Let's use the following definitions
- Instance: Single HTTP server.
- Service: Set of all instances for a given application.
We want to proof that there is a single Hystrix circuit breaker per service, as opposed to a circuit breaker per instance. This means that one failing instance could open the circuit for the whole service, even having other healthy instances.
This is important because while migrating services from one platform to another, you may add unstable instances to a service, and you don't want to close the whole circuit just because there is an unhealthy instance on the new platform, while having plenty of healthy instances on the former platform.

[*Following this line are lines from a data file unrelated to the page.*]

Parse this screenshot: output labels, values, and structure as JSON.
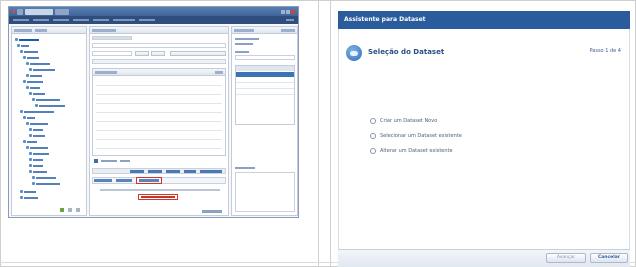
{
  "wizard": {
    "title": "Assistente para Dataset",
    "heading": "Seleção do Dataset",
    "step": "Passo 1 de 4",
    "options": [
      {
        "label": "Criar um Dataset Novo"
      },
      {
        "label": "Selecionar um Dataset existente"
      },
      {
        "label": "Alterar um Dataset existente"
      }
    ],
    "buttons": {
      "next": "Avançar",
      "cancel": "Cancelar"
    }
  },
  "ide": {
    "menu_items": [
      "Arquivo",
      "Editar",
      "Exibir",
      "Projeto",
      "Ferramentas",
      "Janela",
      "Ajuda"
    ],
    "accent": "#2f4e7e",
    "highlight": "#d9322a"
  }
}
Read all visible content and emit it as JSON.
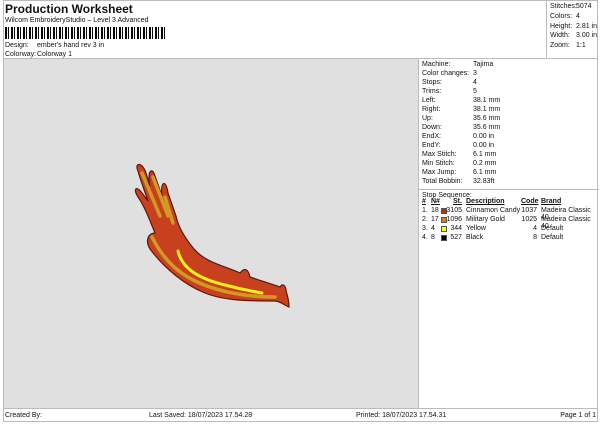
{
  "header": {
    "title": "Production Worksheet",
    "subtitle": "Wilcom EmbroideryStudio – Level 3 Advanced",
    "design_label": "Design:",
    "design": "ember's hand rev 3 in",
    "colorway_label": "Colorway:",
    "colorway": "Colorway 1"
  },
  "summary": [
    {
      "label": "Stitches:",
      "value": "5074"
    },
    {
      "label": "Colors:",
      "value": "4"
    },
    {
      "label": "Height:",
      "value": "2.81 in"
    },
    {
      "label": "Width:",
      "value": "3.00 in"
    },
    {
      "label": "Zoom:",
      "value": "1:1"
    }
  ],
  "details": [
    {
      "label": "Machine:",
      "value": "Tajima"
    },
    {
      "label": "Color changes:",
      "value": "3"
    },
    {
      "label": "Stops:",
      "value": "4"
    },
    {
      "label": "Trims:",
      "value": "5"
    },
    {
      "label": "Left:",
      "value": "38.1 mm"
    },
    {
      "label": "Right:",
      "value": "38.1 mm"
    },
    {
      "label": "Up:",
      "value": "35.6 mm"
    },
    {
      "label": "Down:",
      "value": "35.6 mm"
    },
    {
      "label": "EndX:",
      "value": "0.00 in"
    },
    {
      "label": "EndY:",
      "value": "0.00 in"
    },
    {
      "label": "Max Stitch:",
      "value": "6.1 mm"
    },
    {
      "label": "Min Stitch:",
      "value": "0.2 mm"
    },
    {
      "label": "Max Jump:",
      "value": "6.1 mm"
    },
    {
      "label": "Total Bobbin:",
      "value": "32.83ft"
    }
  ],
  "stop_sequence": {
    "title": "Stop Sequence:",
    "headers": {
      "num": "#",
      "n": "N#",
      "st": "St.",
      "desc": "Description",
      "code": "Code",
      "brand": "Brand"
    },
    "rows": [
      {
        "num": "1.",
        "n": "18",
        "color": "#c0281c",
        "st": "3105",
        "desc": "Cinnamon Candy",
        "code": "1037",
        "brand": "Madeira Classic 40"
      },
      {
        "num": "2.",
        "n": "17",
        "color": "#c8861c",
        "st": "1096",
        "desc": "Military Gold",
        "code": "1025",
        "brand": "Madeira Classic 40"
      },
      {
        "num": "3.",
        "n": "4",
        "color": "#ffff00",
        "st": "344",
        "desc": "Yellow",
        "code": "4",
        "brand": "Default"
      },
      {
        "num": "4.",
        "n": "8",
        "color": "#000000",
        "st": "527",
        "desc": "Black",
        "code": "8",
        "brand": "Default"
      }
    ]
  },
  "footer": {
    "created": "Created By:",
    "saved": "Last Saved: 18/07/2023 17.54.28",
    "printed": "Printed: 18/07/2023 17.54.31",
    "page": "Page 1 of 1"
  }
}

There are two services ping
(1 instance) and pong
(3 instances) that register themselves in Eureka.
The ping
service outputs the result of making an HTTP request to the pong
service, using round robin to use a different pong
instance on every received request.
Let's make pong
fail until the circuit is opened.
Executing the following command will start minikube, deploy Eureka, build the docker images for ping
and pong
and deploy them to minikube
$ minikube start
$ eval $(minikube docker-env)
$ minikube addons enable ingress # Use ingress to expose the ping and pong services for testing and debugging
$ echo "$(minikube ip) eureka ping pong" | sudo tee -a /etc/hosts # Update /etc/hosts to add minikube IP pointing to our services
$ helm upgrade --install "eureka" eureka/charts/eureka # We need to start Eureka, since both ping and pong will use it
$ helm upgrade --install "prometheus" stable/prometheus -f prometheus-values.yaml
$ helm upgrade --install "grafana" stable/grafana -f grafana-values.yaml
$ ./gradlew clean build buildDockerImage deploy
Sending requests to the ping
service will respond successfully with responses coming from the different pong
instances.
You can see the different pod
name on every response
$ while true; do curl -i "http://ping/"; echo "\n"; sleep 0.5; done
Let's make one of the pong
instances to start replying with errors
$ curl -i -XPOST "http://pong/"
Now, you should see that one of every three requests returns the fallback message, meaning that there is a pong
instance failing.
1/3 = 33% of the requests to the pong
service are failing.
But the circuit is not opened: we see the fallback response every time the request from ping
to pong
fails.
Now let's decrease to 20% the error threshold percentage for requests to the pong
service (it was configured to 50%)
$ curl -i -XPOST "http://ping/env" -d hystrix.command."PongClient#hello()".circuitBreaker.errorThresholdPercentage=20
This will open the circuit since our error rate 33% is higher than the 20% threshold. So you'll see that all the responses go straight to the fallback, even though we have healthy pong
instances.
$ curl -i "http://ping/"
Let's configure retries so when ping
requests to pong
fail, ping
will try sending the request to a different pong
instance. That way, even though one instance is unhealthy, we will never get an error and the circuit will never be opened.
$ curl -i -XPOST "http://ping/env" -d ribbon.retryableStatusCodes=500
This tells the HTTP client to retry requests which received a 500 status code. It accepts a comma separated list of codes. If we keep sending requests, we'll see how now we don't get any error responses.
- Hystrix wraps the HTTP client. The client may or may not be a
LoadBalancer
client, which means that Hystrix is not aware of the different instances for a given service. - When requests start to fail, if the error percentage is higher than the defined error threshold percentage for a given service, Hystrix will open the circuit.
- A potential workaround to minimize this is to add the percentage of unstable instances to the current error threshold percentage. Be careful: this will make your service tolerate more errors.
- A better approach would be to use retries so requests are retries until reach a healthy instance.
- A good healthcheck is needed for services. If a service is failing, the healthcheck should reflect that, de-registering the service from Eureka.
- When using kubernetes, use the healthcheck for the liveness probe to stop receiving traffic if the application is unhealthy.